Geçmiş yıllarda bir asistanım vardı. Kendinden bahsetmeyi çok seven birisiydi. Aslında umut vaat eden bir tarafı da vardı. Asur tabletleri üzerine çalışmasını istemiştim. Çünkü Asur tabletlerinden muazzam kitaplar çıkarılabilirdi.
Anadolu'ya gelen tüccarların belgeleri, günümüze kalan mektuplar, tabletler . . .

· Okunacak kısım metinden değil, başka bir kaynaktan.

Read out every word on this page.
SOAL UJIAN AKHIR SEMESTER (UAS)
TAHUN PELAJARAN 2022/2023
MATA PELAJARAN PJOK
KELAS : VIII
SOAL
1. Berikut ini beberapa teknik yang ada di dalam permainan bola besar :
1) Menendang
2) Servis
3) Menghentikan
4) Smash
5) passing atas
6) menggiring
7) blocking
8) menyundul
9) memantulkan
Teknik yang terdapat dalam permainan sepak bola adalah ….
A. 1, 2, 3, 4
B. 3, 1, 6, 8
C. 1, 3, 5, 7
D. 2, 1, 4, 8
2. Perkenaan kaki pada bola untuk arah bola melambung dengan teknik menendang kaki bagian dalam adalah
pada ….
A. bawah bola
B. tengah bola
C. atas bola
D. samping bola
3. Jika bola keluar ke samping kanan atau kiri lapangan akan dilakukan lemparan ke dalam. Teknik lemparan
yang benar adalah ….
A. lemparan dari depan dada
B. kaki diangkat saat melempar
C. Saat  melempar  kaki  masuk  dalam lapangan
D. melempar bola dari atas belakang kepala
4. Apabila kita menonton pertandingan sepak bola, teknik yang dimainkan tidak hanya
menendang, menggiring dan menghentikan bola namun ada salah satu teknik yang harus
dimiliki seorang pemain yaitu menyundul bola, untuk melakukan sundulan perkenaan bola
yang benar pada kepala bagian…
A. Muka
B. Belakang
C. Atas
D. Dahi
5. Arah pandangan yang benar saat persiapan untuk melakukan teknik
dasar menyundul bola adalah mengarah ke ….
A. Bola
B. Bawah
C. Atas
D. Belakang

O alana yönelseydi ona yol gösterecektim ve muhtemelen çok başarılı olacaktı . Ama dediğim gibi, kendinden bahsetmeyi çok severdi. Henüz hiçbir şey değilken her şey olduğunu düşündü. Yaptığın iş karşındakini tatmin ettiğinde methiyesini
mutlaka duyarsın. Ama methiye duymak için iş yaptığın zaman verdiğin emek de boşa gidiyor.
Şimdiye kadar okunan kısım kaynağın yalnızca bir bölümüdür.